Marie, no comprendo tu miedo al desencanto. ¿No te das cuenta de que la revisión puede irrumpir en tu corazón como un nuevo amor?

Después de aquellas discusiones, me mandaba un recorte de algún periódico comunista que explicaba las críticas o las denunciaba. En el artículo, arriba, escrito con su elegante letra: Pensé que te interesaría, querida amiga. Un beso, Marie.

A Bernie su unión con Marie nunca lo satisfizo, y al final ella descubrió que tenía una amante, una camarada combativa, sexy y habladora. Marie, sorprendida y dolida, recordó que incluso su padre había admirado la inteligencia de Bernie. Y se quedó sola con su fervor solemne e inamovible.

En los años sesenta vimos a Marie en Florencia, donde había viajado de adolescente para encontrarse con el pasado sin dolor y para florecer como una fucsia o una gardenia en medio de cuadros e iglesias. Pero Marie no tenía interés alguno en los cuadros ni en la estructura de las iglesias ni en las auténticas dificultades de la música y la poesía. Como la habían educado bien, ella no sabía nada de eso. Profundamente arraigado en su espíritu se ocultaba un materialismo tranquilo, cortés y poco dado a la polémica, en el que radicaba la clave —o parte de la clave— de la dolorosa perplejidad que en ella suscitaban las reivindicaciones de todos aquellos escritores, poetas y pintores de nombre raro que habían terminado presos o ejecutados. No se trataba de insensibilidad, sino de vacuidad, de esa vacuidad sin pizca de maldad que a veces descubrimos en los sacerdotes y en las monjas.
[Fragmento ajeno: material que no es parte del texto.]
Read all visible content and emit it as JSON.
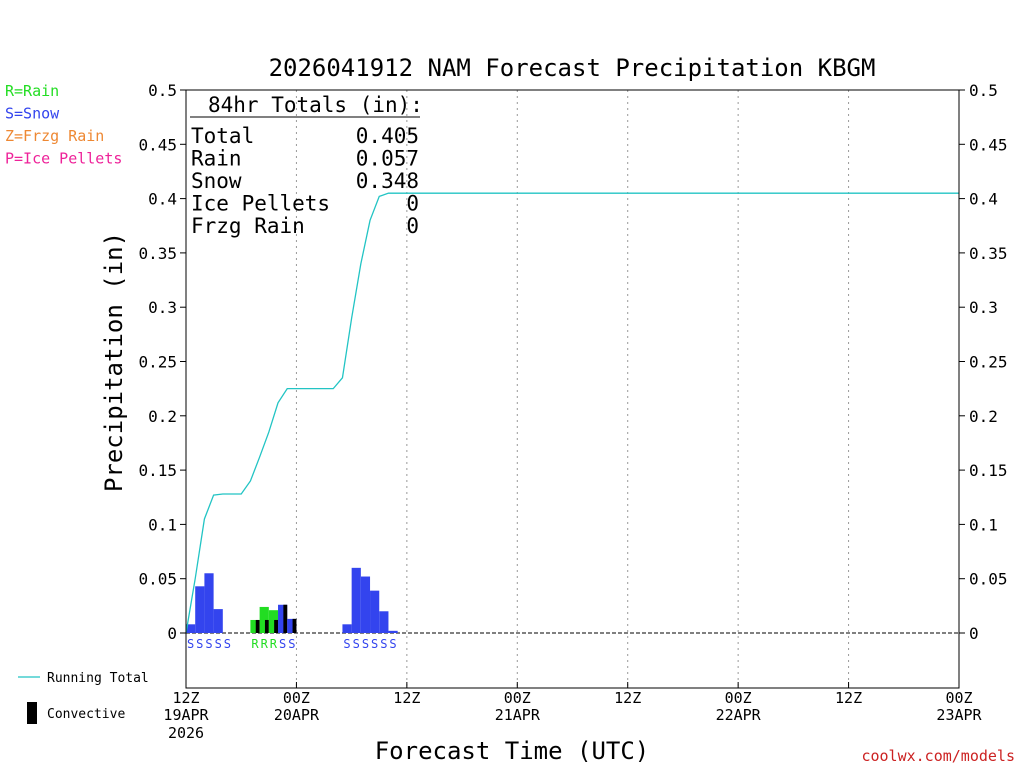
{
  "chart_data": {
    "type": "bar",
    "title": "2026041912 NAM Forecast Precipitation KBGM",
    "xlabel": "Forecast Time (UTC)",
    "ylabel": "Precipitation (in)",
    "ylim": [
      0,
      0.5
    ],
    "y_ticks": [
      "0",
      "0.05",
      "0.1",
      "0.15",
      "0.2",
      "0.25",
      "0.3",
      "0.35",
      "0.4",
      "0.45",
      "0.5"
    ],
    "x_range_hours": [
      0,
      84
    ],
    "x_ticks": [
      {
        "hour": 0,
        "label": "12Z",
        "date": "19APR",
        "year": "2026"
      },
      {
        "hour": 12,
        "label": "00Z",
        "date": "20APR",
        "year": ""
      },
      {
        "hour": 24,
        "label": "12Z",
        "date": "",
        "year": ""
      },
      {
        "hour": 36,
        "label": "00Z",
        "date": "21APR",
        "year": ""
      },
      {
        "hour": 48,
        "label": "12Z",
        "date": "",
        "year": ""
      },
      {
        "hour": 60,
        "label": "00Z",
        "date": "22APR",
        "year": ""
      },
      {
        "hour": 72,
        "label": "12Z",
        "date": "",
        "year": ""
      },
      {
        "hour": 84,
        "label": "00Z",
        "date": "23APR",
        "year": ""
      }
    ],
    "legend_types": [
      {
        "text": "R=Rain",
        "color": "#22dd22"
      },
      {
        "text": "S=Snow",
        "color": "#3344ee"
      },
      {
        "text": "Z=Frzg Rain",
        "color": "#ee8833"
      },
      {
        "text": "P=Ice Pellets",
        "color": "#ee2299"
      }
    ],
    "legend_series": [
      {
        "text": "Running Total",
        "color": "#22c4c4",
        "kind": "line"
      },
      {
        "text": "Convective",
        "color": "#000000",
        "kind": "bar"
      }
    ],
    "totals": {
      "heading": "84hr Totals (in):",
      "rows": [
        {
          "label": "Total",
          "value": "0.405"
        },
        {
          "label": "Rain",
          "value": "0.057"
        },
        {
          "label": "Snow",
          "value": "0.348"
        },
        {
          "label": "Ice Pellets",
          "value": "0"
        },
        {
          "label": "Frzg Rain",
          "value": "0"
        }
      ]
    },
    "series": [
      {
        "name": "Hourly Precipitation",
        "bars": [
          {
            "hour": 0,
            "value": 0.008,
            "type": "S",
            "convective": 0
          },
          {
            "hour": 1,
            "value": 0.043,
            "type": "S",
            "convective": 0
          },
          {
            "hour": 2,
            "value": 0.055,
            "type": "S",
            "convective": 0
          },
          {
            "hour": 3,
            "value": 0.022,
            "type": "S",
            "convective": 0
          },
          {
            "hour": 4,
            "value": 0.0,
            "type": "S",
            "convective": 0
          },
          {
            "hour": 7,
            "value": 0.012,
            "type": "R",
            "convective": 0.012
          },
          {
            "hour": 8,
            "value": 0.024,
            "type": "R",
            "convective": 0.012
          },
          {
            "hour": 9,
            "value": 0.021,
            "type": "R",
            "convective": 0.012
          },
          {
            "hour": 10,
            "value": 0.026,
            "type": "S",
            "convective": 0.026
          },
          {
            "hour": 11,
            "value": 0.013,
            "type": "S",
            "convective": 0.013
          },
          {
            "hour": 17,
            "value": 0.008,
            "type": "S",
            "convective": 0
          },
          {
            "hour": 18,
            "value": 0.06,
            "type": "S",
            "convective": 0
          },
          {
            "hour": 19,
            "value": 0.052,
            "type": "S",
            "convective": 0
          },
          {
            "hour": 20,
            "value": 0.039,
            "type": "S",
            "convective": 0
          },
          {
            "hour": 21,
            "value": 0.02,
            "type": "S",
            "convective": 0
          },
          {
            "hour": 22,
            "value": 0.002,
            "type": "S",
            "convective": 0
          }
        ]
      },
      {
        "name": "Running Total",
        "points": [
          [
            0,
            0.0
          ],
          [
            1,
            0.05
          ],
          [
            2,
            0.105
          ],
          [
            3,
            0.127
          ],
          [
            4,
            0.128
          ],
          [
            5,
            0.128
          ],
          [
            6,
            0.128
          ],
          [
            7,
            0.14
          ],
          [
            8,
            0.162
          ],
          [
            9,
            0.185
          ],
          [
            10,
            0.212
          ],
          [
            11,
            0.225
          ],
          [
            12,
            0.225
          ],
          [
            13,
            0.225
          ],
          [
            14,
            0.225
          ],
          [
            15,
            0.225
          ],
          [
            16,
            0.225
          ],
          [
            17,
            0.235
          ],
          [
            18,
            0.29
          ],
          [
            19,
            0.34
          ],
          [
            20,
            0.38
          ],
          [
            21,
            0.402
          ],
          [
            22,
            0.405
          ],
          [
            84,
            0.405
          ]
        ]
      }
    ],
    "type_labels": "SSSSS RRRSS SSSSSS",
    "credit": "coolwx.com/models"
  }
}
En su apartamento de Florencia solía verse a un joven italiano. Tenía un cabello ondulado y abundante, y los dientes mal cuidados; era muy poco atento, unas veces se mostraba solemne y otras, ausente. Se llamaba Benito y tenía una hermana que se llamaba Edda.
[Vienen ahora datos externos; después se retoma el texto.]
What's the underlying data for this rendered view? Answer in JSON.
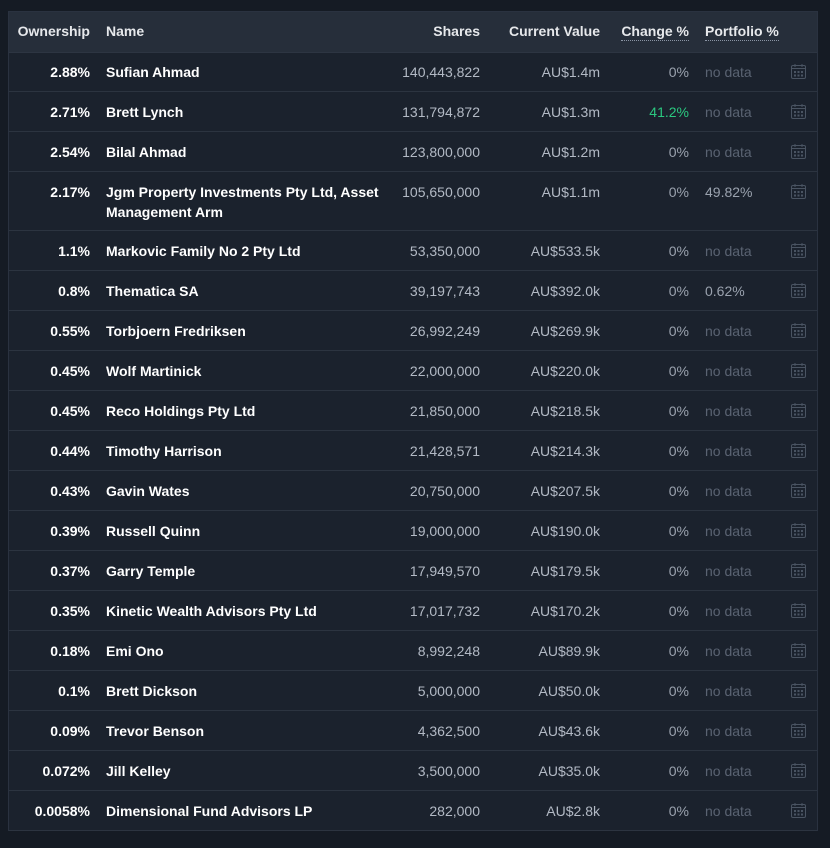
{
  "table": {
    "headers": {
      "ownership": "Ownership",
      "name": "Name",
      "shares": "Shares",
      "current_value": "Current Value",
      "change": "Change %",
      "portfolio": "Portfolio %"
    },
    "rows": [
      {
        "ownership": "2.88%",
        "name": "Sufian Ahmad",
        "shares": "140,443,822",
        "value": "AU$1.4m",
        "change": "0%",
        "portfolio": "no data"
      },
      {
        "ownership": "2.71%",
        "name": "Brett Lynch",
        "shares": "131,794,872",
        "value": "AU$1.3m",
        "change": "41.2%",
        "portfolio": "no data"
      },
      {
        "ownership": "2.54%",
        "name": "Bilal Ahmad",
        "shares": "123,800,000",
        "value": "AU$1.2m",
        "change": "0%",
        "portfolio": "no data"
      },
      {
        "ownership": "2.17%",
        "name": "Jgm Property Investments Pty Ltd, Asset Management Arm",
        "shares": "105,650,000",
        "value": "AU$1.1m",
        "change": "0%",
        "portfolio": "49.82%"
      },
      {
        "ownership": "1.1%",
        "name": "Markovic Family No 2 Pty Ltd",
        "shares": "53,350,000",
        "value": "AU$533.5k",
        "change": "0%",
        "portfolio": "no data"
      },
      {
        "ownership": "0.8%",
        "name": "Thematica SA",
        "shares": "39,197,743",
        "value": "AU$392.0k",
        "change": "0%",
        "portfolio": "0.62%"
      },
      {
        "ownership": "0.55%",
        "name": "Torbjoern Fredriksen",
        "shares": "26,992,249",
        "value": "AU$269.9k",
        "change": "0%",
        "portfolio": "no data"
      },
      {
        "ownership": "0.45%",
        "name": "Wolf Martinick",
        "shares": "22,000,000",
        "value": "AU$220.0k",
        "change": "0%",
        "portfolio": "no data"
      },
      {
        "ownership": "0.45%",
        "name": "Reco Holdings Pty Ltd",
        "shares": "21,850,000",
        "value": "AU$218.5k",
        "change": "0%",
        "portfolio": "no data"
      },
      {
        "ownership": "0.44%",
        "name": "Timothy Harrison",
        "shares": "21,428,571",
        "value": "AU$214.3k",
        "change": "0%",
        "portfolio": "no data"
      },
      {
        "ownership": "0.43%",
        "name": "Gavin Wates",
        "shares": "20,750,000",
        "value": "AU$207.5k",
        "change": "0%",
        "portfolio": "no data"
      },
      {
        "ownership": "0.39%",
        "name": "Russell Quinn",
        "shares": "19,000,000",
        "value": "AU$190.0k",
        "change": "0%",
        "portfolio": "no data"
      },
      {
        "ownership": "0.37%",
        "name": "Garry Temple",
        "shares": "17,949,570",
        "value": "AU$179.5k",
        "change": "0%",
        "portfolio": "no data"
      },
      {
        "ownership": "0.35%",
        "name": "Kinetic Wealth Advisors Pty Ltd",
        "shares": "17,017,732",
        "value": "AU$170.2k",
        "change": "0%",
        "portfolio": "no data"
      },
      {
        "ownership": "0.18%",
        "name": "Emi Ono",
        "shares": "8,992,248",
        "value": "AU$89.9k",
        "change": "0%",
        "portfolio": "no data"
      },
      {
        "ownership": "0.1%",
        "name": "Brett Dickson",
        "shares": "5,000,000",
        "value": "AU$50.0k",
        "change": "0%",
        "portfolio": "no data"
      },
      {
        "ownership": "0.09%",
        "name": "Trevor Benson",
        "shares": "4,362,500",
        "value": "AU$43.6k",
        "change": "0%",
        "portfolio": "no data"
      },
      {
        "ownership": "0.072%",
        "name": "Jill Kelley",
        "shares": "3,500,000",
        "value": "AU$35.0k",
        "change": "0%",
        "portfolio": "no data"
      },
      {
        "ownership": "0.0058%",
        "name": "Dimensional Fund Advisors LP",
        "shares": "282,000",
        "value": "AU$2.8k",
        "change": "0%",
        "portfolio": "no data"
      }
    ]
  },
  "icons": {
    "row_action": "calendar-icon"
  },
  "colors": {
    "positive_change": "#2bc880",
    "no_data": "#5a6372"
  }
}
Benito trabajaba en una zapatería que quedaba detrás del Amo, y allí fue donde se conocieron. A veces, en los días de poco movimiento, se queda al lado de la ventana y su rostro imperturbable llama la atención. Puede que viva lejos del centro, pero cuesta imaginarlo volviendo a casa por la tarde para cenar o acostarse. Es más probable que pase el rato dándole patadas a un balón en el parque.
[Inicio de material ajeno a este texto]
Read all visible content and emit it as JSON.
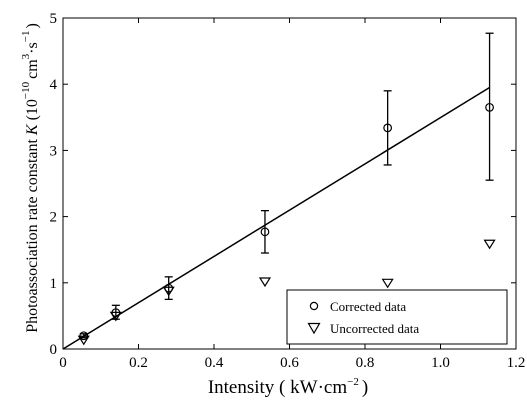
{
  "chart_data": {
    "type": "scatter",
    "xlabel": {
      "prefix": "Intensity ( kW",
      "middle": "cm",
      "exp": "−2",
      "suffix": ")"
    },
    "ylabel": {
      "prefix": "Photoassociation rate constant ",
      "symbol": "K",
      "paren_open": " (10",
      "exp1": "−10",
      "cm": "cm",
      "exp2": "3",
      "s": "s",
      "exp3": "−1",
      "paren_close": ")"
    },
    "xlim": [
      0,
      1.2
    ],
    "ylim": [
      0,
      5
    ],
    "xticks": [
      0,
      0.2,
      0.4,
      0.6,
      0.8,
      1.0,
      1.2
    ],
    "xtick_labels": [
      "0",
      "0.2",
      "0.4",
      "0.6",
      "0.8",
      "1.0",
      "1.2"
    ],
    "yticks": [
      0,
      1,
      2,
      3,
      4,
      5
    ],
    "ytick_labels": [
      "0",
      "1",
      "2",
      "3",
      "4",
      "5"
    ],
    "series": [
      {
        "name": "Corrected data",
        "marker": "circle",
        "x": [
          0.055,
          0.14,
          0.28,
          0.535,
          0.86,
          1.13
        ],
        "y": [
          0.2,
          0.55,
          0.92,
          1.77,
          3.34,
          3.65
        ],
        "yerr_low": [
          0.17,
          0.45,
          0.75,
          1.45,
          2.78,
          2.55
        ],
        "yerr_high": [
          0.23,
          0.66,
          1.09,
          2.09,
          3.9,
          4.77
        ]
      },
      {
        "name": "Uncorrected data",
        "marker": "triangle-down",
        "x": [
          0.055,
          0.14,
          0.28,
          0.535,
          0.86,
          1.13
        ],
        "y": [
          0.14,
          0.5,
          0.88,
          1.02,
          1.0,
          1.59
        ]
      }
    ],
    "fit_line": {
      "x": [
        0,
        1.13
      ],
      "y": [
        0,
        3.95
      ]
    },
    "legend_position": "bottom-right",
    "grid": false,
    "colors": {
      "line": "#000000",
      "background": "#ffffff"
    }
  }
}
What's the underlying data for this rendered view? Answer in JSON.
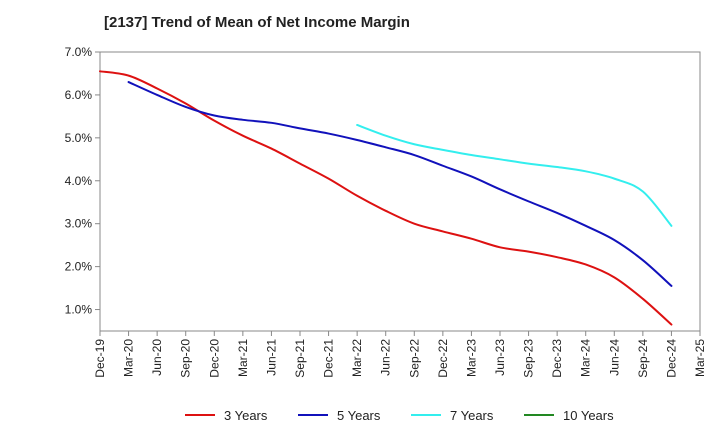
{
  "chart_data": {
    "type": "line",
    "title": "[2137]  Trend of Mean of Net Income Margin",
    "xlabel": "",
    "ylabel": "",
    "ylim": [
      0.5,
      7.0
    ],
    "yticks": [
      1.0,
      2.0,
      3.0,
      4.0,
      5.0,
      6.0,
      7.0
    ],
    "ytick_labels": [
      "1.0%",
      "2.0%",
      "3.0%",
      "4.0%",
      "5.0%",
      "6.0%",
      "7.0%"
    ],
    "xtick_labels": [
      "Dec-19",
      "Mar-20",
      "Jun-20",
      "Sep-20",
      "Dec-20",
      "Mar-21",
      "Jun-21",
      "Sep-21",
      "Dec-21",
      "Mar-22",
      "Jun-22",
      "Sep-22",
      "Dec-22",
      "Mar-23",
      "Jun-23",
      "Sep-23",
      "Dec-23",
      "Mar-24",
      "Jun-24",
      "Sep-24",
      "Dec-24",
      "Mar-25"
    ],
    "grid": false,
    "legend_position": "bottom",
    "series": [
      {
        "name": "3 Years",
        "color": "#dd1111",
        "start_index": 0,
        "values": [
          6.55,
          6.45,
          6.15,
          5.8,
          5.4,
          5.05,
          4.75,
          4.4,
          4.05,
          3.65,
          3.3,
          3.0,
          2.82,
          2.65,
          2.45,
          2.35,
          2.22,
          2.05,
          1.75,
          1.25,
          0.65
        ]
      },
      {
        "name": "5 Years",
        "color": "#1111bb",
        "start_index": 1,
        "values": [
          6.3,
          6.0,
          5.72,
          5.52,
          5.42,
          5.35,
          5.22,
          5.1,
          4.95,
          4.78,
          4.6,
          4.35,
          4.1,
          3.8,
          3.52,
          3.25,
          2.95,
          2.62,
          2.15,
          1.55
        ]
      },
      {
        "name": "7 Years",
        "color": "#33eeee",
        "start_index": 9,
        "values": [
          5.3,
          5.05,
          4.85,
          4.72,
          4.6,
          4.5,
          4.4,
          4.32,
          4.22,
          4.05,
          3.75,
          2.95
        ]
      },
      {
        "name": "10 Years",
        "color": "#228822",
        "start_index": 0,
        "values": []
      }
    ]
  }
}
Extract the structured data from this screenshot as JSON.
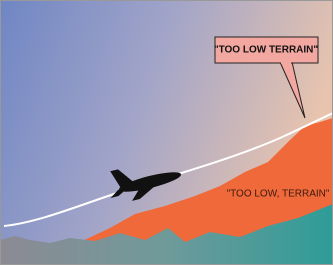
{
  "callouts": [
    {
      "text": "\"TOO LOW TERRAIN\""
    },
    {
      "text": "\"TOO LOW, TERRAIN\""
    }
  ]
}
Benito no iba a ninguna parte sin su enorme compañero, un pastor alemán. En casa de Marie, casi toda su atención la dedicaba al perro, a darle instrucciones con voz aguda y a mirar fijamente los ojos nerviosos del animal. Mientras nosotras hablábamos en inglés él le hablaba al perro.

Marie, sin novedad. En el histórico solar, el dinero se mantiene e incluso crece. Las revelaciones de sus días de universidad, y de eso hace más de veinte años, sobreviven. Aunque algo apagadas, siguen centelleando. Resulta relajante y desconcertante a la vez. Parece que no pase nada. Los ejércitos se reúnen con sus noticias desagradables; y a pesar de la actividad que reina omnipresente, todo se osifica. A veces Marie parece creer que en el universo político se ha producido un error de cálculo. Dragones con siete cabezas y diez cuernos; ¿no los han visto este año? Un leopardo emergió del mar y volvió a hundirse. Pero paciencia, paciencia.